Выдыхаю судорожно, но легче не становится. Это агония нон-стоп, двадцать четыре на семь, и я не знаю где и как от нее укрыться.
И слезы становятся слишком привычным делом, потому что Никита уже второй день не появлялся на зачетах. Но окончательно меня добила новость от старосты Веры, которую я нечаянно услышала, проходя мимо галдящей толпы одногруппников.
- Соболь – мегамозг. В деканате договорился и теперь сессию и зачеты параллельно закрывает, чтобы после нового года уже сюда не бегать. Но, может, завтра появится. Миколишиной он еще зачет должен.
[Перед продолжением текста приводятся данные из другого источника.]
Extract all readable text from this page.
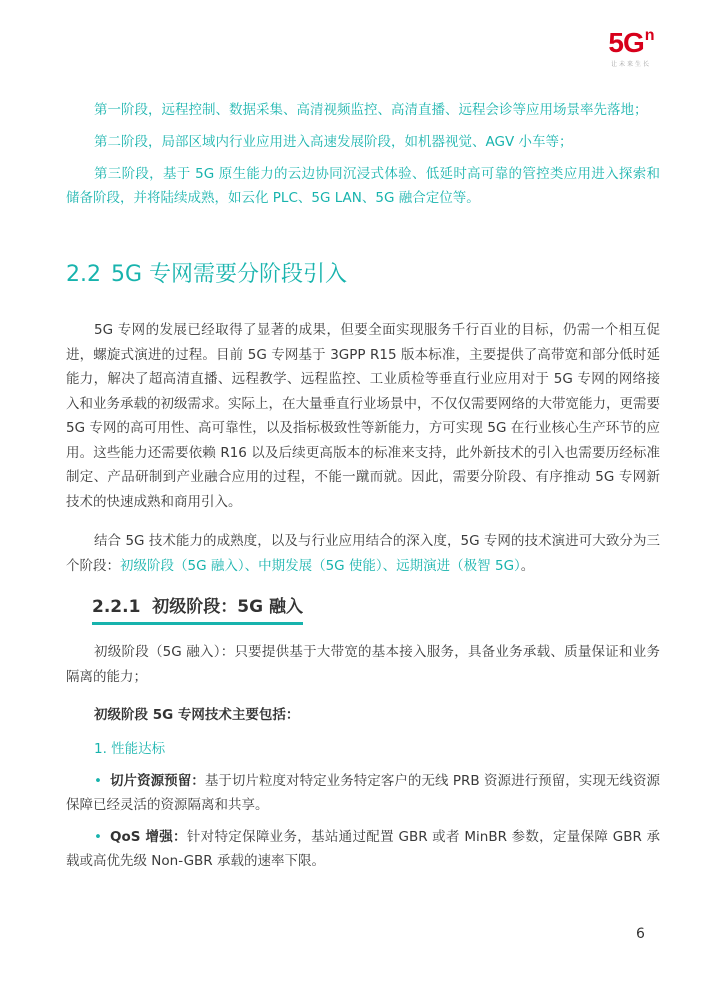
$5G^n$
让未来生长

第一阶段，远程控制、数据采集、高清视频监控、高清直播、远程会诊等应用场景率先落地；

第二阶段，局部区域内行业应用进入高速发展阶段，如机器视觉、AGV 小车等；

第三阶段，基于 5G 原生能力的云边协同沉浸式体验、低延时高可靠的管控类应用进入探索和储备阶段，并将陆续成熟，如云化 PLC、5G LAN、5G 融合定位等。

2.2 5G 专网需要分阶段引入

5G 专网的发展已经取得了显著的成果，但要全面实现服务千行百业的目标，仍需一个相互促进，螺旋式演进的过程。目前 5G 专网基于 3GPP R15 版本标准，主要提供了高带宽和部分低时延能力，解决了超高清直播、远程教学、远程监控、工业质检等垂直行业应用对于 5G 专网的网络接入和业务承载的初级需求。实际上，在大量垂直行业场景中，不仅仅需要网络的大带宽能力，更需要 5G 专网的高可用性、高可靠性，以及指标极致性等新能力，方可实现 5G 在行业核心生产环节的应用。这些能力还需要依赖 R16 以及后续更高版本的标准来支持，此外新技术的引入也需要历经标准制定、产品研制到产业融合应用的过程，不能一蹴而就。因此，需要分阶段、有序推动 5G 专网新技术的快速成熟和商用引入。

结合 5G 技术能力的成熟度，以及与行业应用结合的深入度，5G 专网的技术演进可大致分为三个阶段：初级阶段（5G 融入）、中期发展（5G 使能）、远期演进（极智 5G）。

2.2.1 初级阶段：5G 融入

初级阶段（5G 融入）：只要提供基于大带宽的基本接入服务，具备业务承载、质量保证和业务隔离的能力；

初级阶段 5G 专网技术主要包括：

1. 性能达标

• 切片资源预留：基于切片粒度对特定业务特定客户的无线 PRB 资源进行预留，实现无线资源保障已经灵活的资源隔离和共享。

• QoS 增强：针对特定保障业务，基站通过配置 GBR 或者 MinBR 参数，定量保障 GBR 承载或高优先级 Non-GBR 承载的速率下限。

6
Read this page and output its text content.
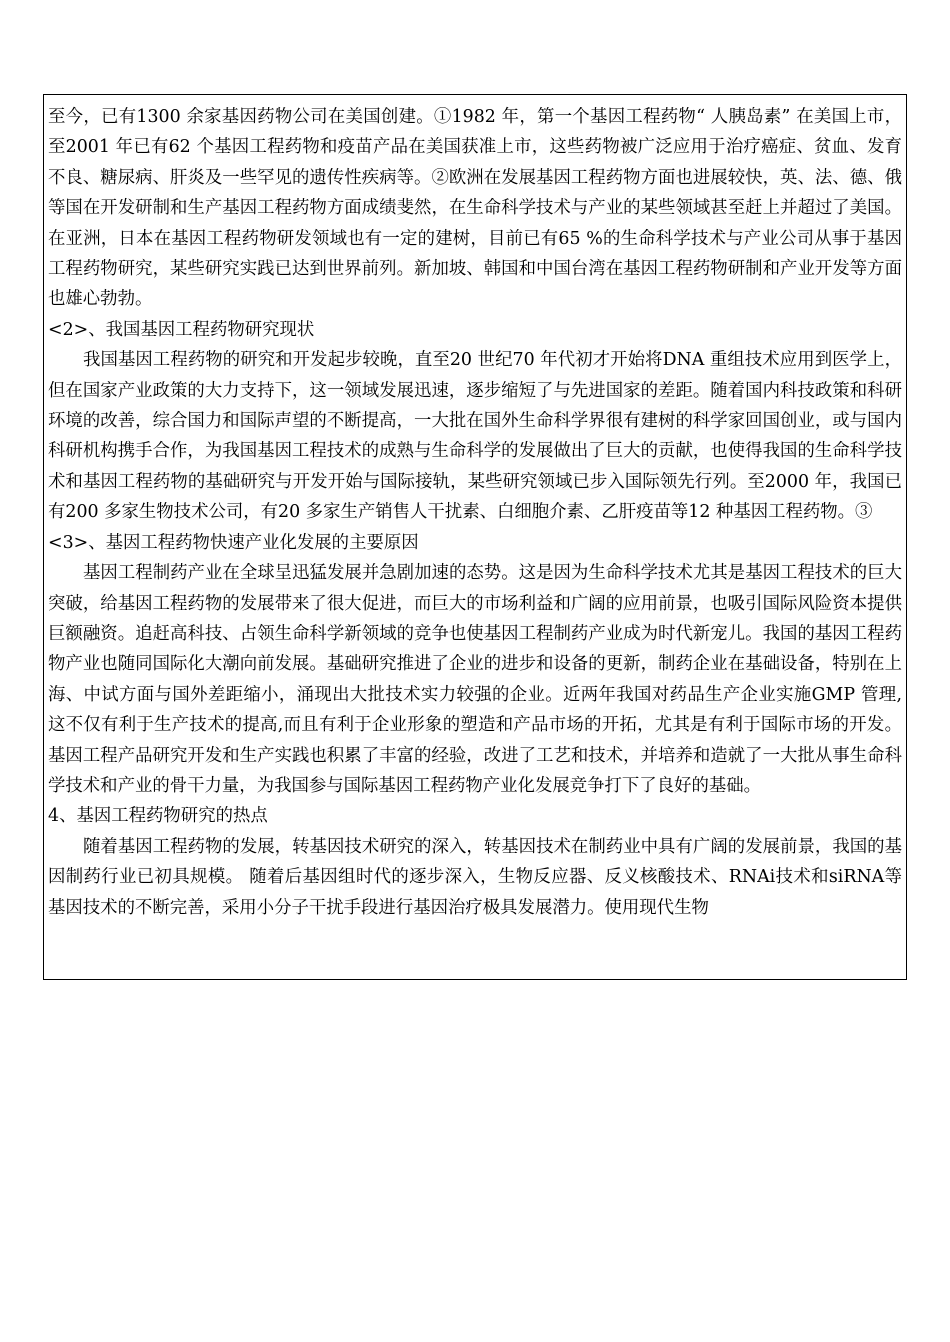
至今，已有1300 余家基因药物公司在美国创建。①1982 年，第一个基因工程药物“ 人胰岛素” 在美国上市，至2001 年已有62 个基因工程药物和疫苗产品在美国获准上市，这些药物被广泛应用于治疗癌症、贫血、发育不良、糖尿病、肝炎及一些罕见的遗传性疾病等。②欧洲在发展基因工程药物方面也进展较快，英、法、德、俄等国在开发研制和生产基因工程药物方面成绩斐然，在生命科学技术与产业的某些领域甚至赶上并超过了美国。在亚洲，日本在基因工程药物研发领域也有一定的建树，目前已有65 %的生命科学技术与产业公司从事于基因工程药物研究，某些研究实践已达到世界前列。新加坡、韩国和中国台湾在基因工程药物研制和产业开发等方面也雄心勃勃。

<2>、我国基因工程药物研究现状

我国基因工程药物的研究和开发起步较晚，直至20 世纪70 年代初才开始将DNA 重组技术应用到医学上，但在国家产业政策的大力支持下，这一领域发展迅速，逐步缩短了与先进国家的差距。随着国内科技政策和科研环境的改善，综合国力和国际声望的不断提高，一大批在国外生命科学界很有建树的科学家回国创业，或与国内科研机构携手合作，为我国基因工程技术的成熟与生命科学的发展做出了巨大的贡献，也使得我国的生命科学技术和基因工程药物的基础研究与开发开始与国际接轨，某些研究领域已步入国际领先行列。至2000 年，我国已有200 多家生物技术公司，有20 多家生产销售人干扰素、白细胞介素、乙肝疫苗等12 种基因工程药物。③

<3>、基因工程药物快速产业化发展的主要原因

基因工程制药产业在全球呈迅猛发展并急剧加速的态势。这是因为生命科学技术尤其是基因工程技术的巨大突破，给基因工程药物的发展带来了很大促进，而巨大的市场利益和广阔的应用前景，也吸引国际风险资本提供巨额融资。追赶高科技、占领生命科学新领域的竞争也使基因工程制药产业成为时代新宠儿。我国的基因工程药物产业也随同国际化大潮向前发展。基础研究推进了企业的进步和设备的更新，制药企业在基础设备，特别在上海、中试方面与国外差距缩小，涌现出大批技术实力较强的企业。近两年我国对药品生产企业实施GMP 管理,这不仅有利于生产技术的提高,而且有利于企业形象的塑造和产品市场的开拓，尤其是有利于国际市场的开发。基因工程产品研究开发和生产实践也积累了丰富的经验，改进了工艺和技术，并培养和造就了一大批从事生命科学技术和产业的骨干力量，为我国参与国际基因工程药物产业化发展竞争打下了良好的基础。

4、基因工程药物研究的热点

随着基因工程药物的发展，转基因技术研究的深入，转基因技术在制药业中具有广阔的发展前景，我国的基因制药行业已初具规模。 随着后基因组时代的逐步深入，生物反应器、反义核酸技术、RNAi技术和siRNA等基因技术的不断完善，采用小分子干扰手段进行基因治疗极具发展潜力。使用现代生物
Именно от этих слов я и впала в стопроцентный транс. И видимо потому согласно кивнула одногруппнице Кате, что в это самое время задала мне вопрос:
- Слушай, Алёнка, а ты не хочешь отдать свои новогодние смены в закусочной, а? У меня маму на работе сократили, деньги нужны срочно, вот прямо позарез. Пожалуйста, мне очень надо!
И я, идиотка махровая, сказала ей своё «да», даже не понимая, на что подписалась.
В Новый год. Одна. Без надежды на чудо. Господи, до чего я докатилась?
Еще и Лидка лила концентрированную кислоту на мои душевные раны. Нет, не специально и я ее ни в чем не винила, но от того мне было не легче. Потому что она почти круглосуточно щебетала и летала на крыльях разделенной любви, тогда как я горела в персональном аду.
- Кир со мной едет в Минводы, представляешь? И мои родители не против! О-о, Лёлька, я так счастлива! Даже слов подобрать не могу. Он и я, и все серьезно! Как я и мечтала. По-взрослому. По-настоящему, ты понимаешь?